Robert Jones (c. 1577 – 1617) was an English lutenist and composer, the most prolific of the English lute song composers (along with Thomas Campion).

He received the degree of B.Mus. from Oxford in 1597 (St. Edmund Hall). He ran a school in London. Records show that he had a patent (monopoly) to train children for the Queen's Revels between 1610 and 1615. In 1610, he collaborated with Philip Rosseter to present plays at the Whitefriars theatre. He was recorded as a Gentleman of the Chapel Royal in 1612.

He published five volumes of simple and melodious lute songs, and one of madrigals; he also contributed to The Triumphs of Oriana and Leighton's Teares. His 27 madrigals are mostly to texts about birds – birds merry, sweet, shrill, crowing or melancholic.

William Shakespeare quoted his song, 'Farewell, dear love', in Twelfth Night.
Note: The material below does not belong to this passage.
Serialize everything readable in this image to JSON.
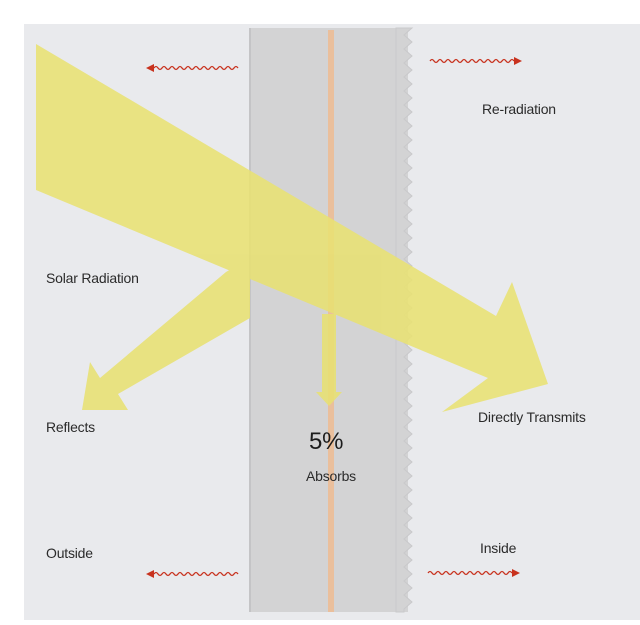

The date and place of Jones's death are not known.

== Known publications ==
- The First Booke of Songes and Ayres, 1600, dedicated to Robert Sidney, 1st Earl of Leicester (1563–1626)
- The Second Booke of Ayres, 1601, dedicated to Sir Henry Lennard, 12th Baron Dacre (1570–1616)
- Third book, 1605, dedicated to Henry Frederick, Prince of Wales (died 1612)
- The first set of madrigals of 3, 4, 5, 6, 7, 8. parts, viols and voices, 1607, dedicated to Robert Cecil, 1st Earl of Salisbury
- Ultimum vale, with a triplicity of musicke, ..., 1608
- A Musicall Dreame, or the Fourth Booke of Ayres ..., 1609, dedicated to Sir John Levinthorpe
- The Muses Gardin for delight, or the Fift booke of Ayres onely for the Lute, the bass Violl, and the Voyce, 1611, dedicated to Lady Mary Wroth (1587?–1651?)